We hebben allemaal de vraag of er iemand is die ín ons de adelaar ontdekt? Iemand die ons bij de hand zal nemen, die ons moed in zal spreken, die met ons meetrekt en die ons verheft naar de zon? Doorgroeien van kip tot adelaar. Je leven laten leiden, niet door de welvaart en allerlei materiële zaken. Je leven laten leiden door het evangelie. God tegemoet vliegen, iets van je leven maken in die paar jaar dat we tegen de achtergrond van de eeuwigheid, op aarde doorbrengen. Laat je maar leiden door je dromen en je idealen. Stijg uit boven materiële dingen. Met ons vormen willen wij daar vandaag als de kippen bij zijn. Daartoe worden wij vandaag in Gods Geest gevormd.
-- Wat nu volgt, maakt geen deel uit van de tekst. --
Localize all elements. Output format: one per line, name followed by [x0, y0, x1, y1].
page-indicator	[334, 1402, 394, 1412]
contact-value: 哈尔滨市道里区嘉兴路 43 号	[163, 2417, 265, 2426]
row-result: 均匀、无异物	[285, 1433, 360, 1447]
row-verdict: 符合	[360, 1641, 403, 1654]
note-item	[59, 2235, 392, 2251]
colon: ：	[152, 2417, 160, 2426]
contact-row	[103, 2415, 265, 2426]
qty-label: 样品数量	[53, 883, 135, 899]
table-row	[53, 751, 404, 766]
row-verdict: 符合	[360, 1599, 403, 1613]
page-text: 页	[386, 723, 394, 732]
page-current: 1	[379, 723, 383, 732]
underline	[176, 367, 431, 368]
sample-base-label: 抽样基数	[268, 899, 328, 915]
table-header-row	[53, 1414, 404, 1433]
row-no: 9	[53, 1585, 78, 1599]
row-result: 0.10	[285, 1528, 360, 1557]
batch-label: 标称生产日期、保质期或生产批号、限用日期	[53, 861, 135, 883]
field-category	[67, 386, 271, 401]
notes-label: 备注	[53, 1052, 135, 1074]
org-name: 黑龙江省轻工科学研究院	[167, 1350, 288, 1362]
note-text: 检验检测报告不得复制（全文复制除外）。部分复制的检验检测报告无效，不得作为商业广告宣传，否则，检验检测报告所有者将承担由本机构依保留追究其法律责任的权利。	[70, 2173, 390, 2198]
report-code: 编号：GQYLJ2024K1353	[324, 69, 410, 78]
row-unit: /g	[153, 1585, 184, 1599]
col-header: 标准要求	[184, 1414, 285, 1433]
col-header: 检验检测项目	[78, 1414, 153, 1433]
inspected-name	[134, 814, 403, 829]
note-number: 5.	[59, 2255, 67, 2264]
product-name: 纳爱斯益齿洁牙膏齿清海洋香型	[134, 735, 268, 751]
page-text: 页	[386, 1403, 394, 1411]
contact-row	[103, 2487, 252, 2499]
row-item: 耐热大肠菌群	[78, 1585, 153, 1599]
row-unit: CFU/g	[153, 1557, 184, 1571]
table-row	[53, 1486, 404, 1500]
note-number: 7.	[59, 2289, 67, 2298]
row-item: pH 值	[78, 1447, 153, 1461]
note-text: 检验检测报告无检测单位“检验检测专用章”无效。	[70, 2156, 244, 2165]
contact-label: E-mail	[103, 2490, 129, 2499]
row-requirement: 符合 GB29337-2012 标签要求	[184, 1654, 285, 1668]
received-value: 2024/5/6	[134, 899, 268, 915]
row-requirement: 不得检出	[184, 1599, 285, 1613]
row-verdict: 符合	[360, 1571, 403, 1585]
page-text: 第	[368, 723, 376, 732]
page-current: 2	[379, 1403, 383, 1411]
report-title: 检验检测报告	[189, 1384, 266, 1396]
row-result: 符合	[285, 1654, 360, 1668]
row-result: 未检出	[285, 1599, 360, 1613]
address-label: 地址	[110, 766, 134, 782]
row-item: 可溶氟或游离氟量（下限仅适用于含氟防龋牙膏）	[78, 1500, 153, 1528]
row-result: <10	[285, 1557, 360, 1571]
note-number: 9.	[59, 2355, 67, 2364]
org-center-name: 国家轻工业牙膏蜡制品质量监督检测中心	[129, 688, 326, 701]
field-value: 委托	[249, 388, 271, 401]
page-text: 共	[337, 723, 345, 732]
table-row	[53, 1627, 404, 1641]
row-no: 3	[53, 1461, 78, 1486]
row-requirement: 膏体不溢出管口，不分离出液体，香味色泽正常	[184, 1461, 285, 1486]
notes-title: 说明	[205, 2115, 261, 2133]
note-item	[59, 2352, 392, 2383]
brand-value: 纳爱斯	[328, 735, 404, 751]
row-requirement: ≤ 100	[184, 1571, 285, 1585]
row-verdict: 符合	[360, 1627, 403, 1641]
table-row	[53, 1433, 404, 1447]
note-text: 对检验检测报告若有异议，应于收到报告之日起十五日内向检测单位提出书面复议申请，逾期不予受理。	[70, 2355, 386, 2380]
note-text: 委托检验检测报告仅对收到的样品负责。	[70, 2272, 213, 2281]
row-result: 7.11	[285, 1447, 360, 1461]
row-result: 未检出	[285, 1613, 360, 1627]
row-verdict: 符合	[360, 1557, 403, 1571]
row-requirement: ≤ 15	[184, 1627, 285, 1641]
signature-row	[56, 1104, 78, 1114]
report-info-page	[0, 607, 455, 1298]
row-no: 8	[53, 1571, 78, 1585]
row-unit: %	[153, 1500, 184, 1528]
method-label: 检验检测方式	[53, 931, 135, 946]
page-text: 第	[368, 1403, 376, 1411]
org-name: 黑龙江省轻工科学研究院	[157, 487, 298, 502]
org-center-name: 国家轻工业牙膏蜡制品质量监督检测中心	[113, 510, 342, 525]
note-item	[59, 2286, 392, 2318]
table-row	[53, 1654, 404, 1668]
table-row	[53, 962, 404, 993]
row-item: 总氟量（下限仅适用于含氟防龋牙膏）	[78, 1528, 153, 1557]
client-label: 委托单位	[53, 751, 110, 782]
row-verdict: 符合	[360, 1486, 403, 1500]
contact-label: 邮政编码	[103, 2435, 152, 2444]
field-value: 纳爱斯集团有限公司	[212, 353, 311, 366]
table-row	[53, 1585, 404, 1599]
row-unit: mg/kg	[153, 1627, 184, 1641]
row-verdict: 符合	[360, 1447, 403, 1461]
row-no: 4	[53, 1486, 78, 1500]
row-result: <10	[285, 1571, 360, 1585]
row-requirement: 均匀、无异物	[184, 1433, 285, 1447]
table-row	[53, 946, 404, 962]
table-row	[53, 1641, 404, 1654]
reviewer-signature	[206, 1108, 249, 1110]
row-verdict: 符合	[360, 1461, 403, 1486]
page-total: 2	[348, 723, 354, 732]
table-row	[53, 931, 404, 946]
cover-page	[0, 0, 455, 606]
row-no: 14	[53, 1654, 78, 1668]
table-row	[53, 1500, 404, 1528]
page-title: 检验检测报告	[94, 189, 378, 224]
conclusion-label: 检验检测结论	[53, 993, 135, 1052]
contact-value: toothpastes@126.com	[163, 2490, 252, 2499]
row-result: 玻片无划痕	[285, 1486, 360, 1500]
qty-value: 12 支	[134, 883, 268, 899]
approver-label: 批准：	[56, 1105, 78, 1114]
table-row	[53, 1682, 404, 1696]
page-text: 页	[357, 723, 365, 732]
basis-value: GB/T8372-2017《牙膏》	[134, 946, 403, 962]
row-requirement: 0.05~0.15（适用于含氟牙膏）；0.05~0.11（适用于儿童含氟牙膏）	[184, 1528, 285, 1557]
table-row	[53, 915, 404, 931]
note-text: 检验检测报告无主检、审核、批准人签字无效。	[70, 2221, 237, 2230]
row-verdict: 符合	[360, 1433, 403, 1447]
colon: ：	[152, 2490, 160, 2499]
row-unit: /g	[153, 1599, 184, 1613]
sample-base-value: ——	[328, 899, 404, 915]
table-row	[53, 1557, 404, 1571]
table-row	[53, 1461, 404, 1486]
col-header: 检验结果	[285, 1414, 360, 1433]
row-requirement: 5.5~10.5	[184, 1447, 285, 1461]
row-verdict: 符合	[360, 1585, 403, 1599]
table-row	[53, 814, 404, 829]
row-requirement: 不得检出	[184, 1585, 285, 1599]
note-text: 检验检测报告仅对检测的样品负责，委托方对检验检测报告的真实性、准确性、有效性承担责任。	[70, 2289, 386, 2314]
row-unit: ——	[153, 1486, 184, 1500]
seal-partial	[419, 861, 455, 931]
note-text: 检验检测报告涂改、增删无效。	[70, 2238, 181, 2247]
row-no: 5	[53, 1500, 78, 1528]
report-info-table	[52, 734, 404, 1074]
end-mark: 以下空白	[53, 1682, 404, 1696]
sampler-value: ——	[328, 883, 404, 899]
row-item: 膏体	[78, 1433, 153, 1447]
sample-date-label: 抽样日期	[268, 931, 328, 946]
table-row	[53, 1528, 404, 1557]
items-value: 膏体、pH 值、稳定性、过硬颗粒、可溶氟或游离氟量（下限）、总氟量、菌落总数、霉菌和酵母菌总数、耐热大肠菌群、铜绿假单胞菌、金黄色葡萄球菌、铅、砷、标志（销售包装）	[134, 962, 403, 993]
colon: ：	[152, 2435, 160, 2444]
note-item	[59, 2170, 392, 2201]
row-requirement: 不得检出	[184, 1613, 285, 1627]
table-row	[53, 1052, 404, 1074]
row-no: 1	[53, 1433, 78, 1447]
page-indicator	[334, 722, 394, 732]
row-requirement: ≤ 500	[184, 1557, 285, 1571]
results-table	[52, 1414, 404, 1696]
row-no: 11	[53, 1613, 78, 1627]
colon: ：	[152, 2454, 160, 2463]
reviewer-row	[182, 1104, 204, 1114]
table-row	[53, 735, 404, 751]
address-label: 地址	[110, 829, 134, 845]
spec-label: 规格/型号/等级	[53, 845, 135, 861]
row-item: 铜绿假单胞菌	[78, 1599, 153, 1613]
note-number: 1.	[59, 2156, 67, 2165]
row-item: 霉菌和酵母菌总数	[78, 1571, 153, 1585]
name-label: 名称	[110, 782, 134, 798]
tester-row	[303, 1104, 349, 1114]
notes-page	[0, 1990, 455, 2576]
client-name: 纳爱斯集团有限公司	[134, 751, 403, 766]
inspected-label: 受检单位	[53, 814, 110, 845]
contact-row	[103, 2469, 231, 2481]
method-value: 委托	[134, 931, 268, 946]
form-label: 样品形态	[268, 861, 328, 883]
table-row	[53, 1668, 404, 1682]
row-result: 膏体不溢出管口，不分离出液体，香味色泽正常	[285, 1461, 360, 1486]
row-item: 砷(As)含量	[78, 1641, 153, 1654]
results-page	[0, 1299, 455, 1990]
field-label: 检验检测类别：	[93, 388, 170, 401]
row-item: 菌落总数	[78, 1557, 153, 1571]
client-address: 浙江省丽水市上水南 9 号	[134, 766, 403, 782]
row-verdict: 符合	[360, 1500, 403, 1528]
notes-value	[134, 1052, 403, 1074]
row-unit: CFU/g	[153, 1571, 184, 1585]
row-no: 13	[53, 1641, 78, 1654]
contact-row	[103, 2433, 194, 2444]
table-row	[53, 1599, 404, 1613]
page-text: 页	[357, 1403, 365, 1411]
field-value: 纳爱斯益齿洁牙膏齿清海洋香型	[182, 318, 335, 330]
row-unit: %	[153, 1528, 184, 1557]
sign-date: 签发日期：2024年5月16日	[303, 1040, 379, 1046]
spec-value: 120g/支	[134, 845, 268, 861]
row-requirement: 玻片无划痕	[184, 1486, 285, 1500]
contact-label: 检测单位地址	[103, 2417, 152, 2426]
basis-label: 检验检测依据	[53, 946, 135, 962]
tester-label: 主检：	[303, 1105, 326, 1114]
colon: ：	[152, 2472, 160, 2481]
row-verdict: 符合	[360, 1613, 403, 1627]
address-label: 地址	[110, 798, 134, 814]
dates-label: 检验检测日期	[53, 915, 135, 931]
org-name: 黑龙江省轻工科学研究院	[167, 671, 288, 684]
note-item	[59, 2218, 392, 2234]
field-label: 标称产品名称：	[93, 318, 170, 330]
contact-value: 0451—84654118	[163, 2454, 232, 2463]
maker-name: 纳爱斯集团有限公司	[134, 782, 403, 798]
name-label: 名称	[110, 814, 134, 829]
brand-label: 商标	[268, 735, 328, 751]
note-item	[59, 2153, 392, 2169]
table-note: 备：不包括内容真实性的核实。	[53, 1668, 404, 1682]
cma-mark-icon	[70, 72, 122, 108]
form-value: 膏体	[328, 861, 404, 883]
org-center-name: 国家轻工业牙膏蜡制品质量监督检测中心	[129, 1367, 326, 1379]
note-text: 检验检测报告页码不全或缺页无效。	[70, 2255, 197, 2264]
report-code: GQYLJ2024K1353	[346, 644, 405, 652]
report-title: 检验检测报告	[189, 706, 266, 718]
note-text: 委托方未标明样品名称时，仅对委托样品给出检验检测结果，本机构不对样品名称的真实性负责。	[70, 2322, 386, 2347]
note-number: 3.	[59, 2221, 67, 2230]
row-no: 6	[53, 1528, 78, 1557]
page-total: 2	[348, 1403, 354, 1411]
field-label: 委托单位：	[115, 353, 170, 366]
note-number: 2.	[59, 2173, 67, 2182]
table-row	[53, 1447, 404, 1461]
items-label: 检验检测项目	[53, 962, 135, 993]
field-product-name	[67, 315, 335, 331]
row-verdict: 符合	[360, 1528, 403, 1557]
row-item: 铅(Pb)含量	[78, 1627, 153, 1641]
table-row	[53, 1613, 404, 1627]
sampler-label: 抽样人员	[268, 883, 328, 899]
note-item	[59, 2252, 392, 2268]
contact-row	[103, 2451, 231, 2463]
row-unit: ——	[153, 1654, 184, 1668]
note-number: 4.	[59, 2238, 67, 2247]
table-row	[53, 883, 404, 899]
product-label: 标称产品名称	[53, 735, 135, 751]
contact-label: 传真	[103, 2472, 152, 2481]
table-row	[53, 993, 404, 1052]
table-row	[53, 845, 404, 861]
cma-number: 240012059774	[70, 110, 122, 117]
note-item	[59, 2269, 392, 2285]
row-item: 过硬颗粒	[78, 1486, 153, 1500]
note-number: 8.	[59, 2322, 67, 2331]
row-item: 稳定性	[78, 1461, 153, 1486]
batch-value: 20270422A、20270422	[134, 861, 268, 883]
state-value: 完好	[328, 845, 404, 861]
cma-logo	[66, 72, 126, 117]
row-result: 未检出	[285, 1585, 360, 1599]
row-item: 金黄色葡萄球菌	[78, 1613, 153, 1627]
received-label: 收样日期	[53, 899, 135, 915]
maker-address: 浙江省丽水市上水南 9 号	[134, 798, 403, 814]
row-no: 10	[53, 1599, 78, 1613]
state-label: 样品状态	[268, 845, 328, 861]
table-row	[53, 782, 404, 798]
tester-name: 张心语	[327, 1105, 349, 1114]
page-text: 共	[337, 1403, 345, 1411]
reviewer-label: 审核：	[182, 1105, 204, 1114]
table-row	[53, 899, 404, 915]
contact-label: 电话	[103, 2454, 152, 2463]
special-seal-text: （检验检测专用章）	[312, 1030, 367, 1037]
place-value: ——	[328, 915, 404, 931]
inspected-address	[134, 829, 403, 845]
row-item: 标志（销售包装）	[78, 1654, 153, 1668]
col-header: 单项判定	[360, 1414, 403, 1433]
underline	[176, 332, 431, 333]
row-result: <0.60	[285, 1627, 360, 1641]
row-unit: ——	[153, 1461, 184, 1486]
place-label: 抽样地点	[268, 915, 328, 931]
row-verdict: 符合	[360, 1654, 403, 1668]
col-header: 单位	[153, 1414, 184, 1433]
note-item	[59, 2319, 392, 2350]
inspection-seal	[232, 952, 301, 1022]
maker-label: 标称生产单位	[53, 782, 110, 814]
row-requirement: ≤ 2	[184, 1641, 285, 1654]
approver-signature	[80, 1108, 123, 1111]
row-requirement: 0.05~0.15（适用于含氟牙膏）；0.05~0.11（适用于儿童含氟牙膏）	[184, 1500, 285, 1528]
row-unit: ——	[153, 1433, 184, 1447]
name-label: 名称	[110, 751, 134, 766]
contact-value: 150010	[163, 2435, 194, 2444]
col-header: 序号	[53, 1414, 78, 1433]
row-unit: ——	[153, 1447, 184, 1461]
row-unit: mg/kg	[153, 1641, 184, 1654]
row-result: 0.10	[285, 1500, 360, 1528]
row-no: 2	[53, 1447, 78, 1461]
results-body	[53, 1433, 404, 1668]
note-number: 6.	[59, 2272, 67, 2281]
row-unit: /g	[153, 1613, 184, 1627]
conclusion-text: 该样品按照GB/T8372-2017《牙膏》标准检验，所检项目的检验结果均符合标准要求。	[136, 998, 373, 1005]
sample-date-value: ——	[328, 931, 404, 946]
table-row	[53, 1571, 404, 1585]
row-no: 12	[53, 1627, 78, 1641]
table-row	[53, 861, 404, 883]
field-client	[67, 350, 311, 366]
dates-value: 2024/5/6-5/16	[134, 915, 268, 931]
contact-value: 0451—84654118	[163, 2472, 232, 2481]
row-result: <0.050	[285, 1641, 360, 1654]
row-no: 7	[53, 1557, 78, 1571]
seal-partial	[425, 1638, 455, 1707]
Beste vormelingen, met het ontvangen van het Heilig Vormsel gaan jullie, in het voetspoor van Jezus van Nazareth je leven zelf vormgeven. Jullie staan voor belangrijke beslissingen: wat wil ik worden, met wie wil ik later het leven delen, of blijf ik bewust alleen? Wat ga ik van mijn leven maken? Waar zet ik me voor in? Wat vind ik in mijn het leven echt belangrijk? Je moet bij het ouder worden eigen keuzes maken. Mensen kunnen kiezen, dieren kunnen dat niet. Als je een koe drie maanden op een weiland achterlaat en je komt dan weer terug, dan is er vrijwel niets gebeurd. Misschien dat hoogstens de wei wat kaal gevreten is. Als je een mens op een weiland achterlaat, gebeurt er wel wat. De mens graaft een kuil of legt een weg aan. Van ijzer kun je een fiets maken, maar ook een geweer. Die keuze is aan ons. Als mensen kunnen wij kiezen. Dieren hebben een instinct. Die kiezen niet. Een ondeugende dichter schreef eens: ‘Mensen hebben een verstand en dieren hebben een instinct. Maar het is de mens die met zijn verstand er telkens weer instinkt!’ En inderdaad kunnen wij mensen ook verkeerde keuzes maken. Maar ook van verkeerde keuzes kun je het nodige leren.
Wil je wat meer van je leven maken? Durf je je ook in te zetten, als anderen je nodig hebben: mensen om je heen, mensen in de arme landen. Of denk je: laat die maar hongerlijden, ik kies voor mezelf. Naarmate je groter wordt, wordt jou ook de vraag gesteld of je in je leven kiest voor God en voor de weg van Jezus, of je kiest voor je eigen weg en de weg naar God kwijtraakt. Na jullie mooie voorbereiding op het sacrament van het H. Vormsel: mag God in jouw leven met je meegaan? En als teken daarvan geeft Hij ons de Heilige Geest, die ons de richting in ons leven wijst. Wij mogen samen verder in zijn Geest weer op weg gaan, of zitten we liever alleen op onze eigen houtje, richting het felbegeerde kippenvoer?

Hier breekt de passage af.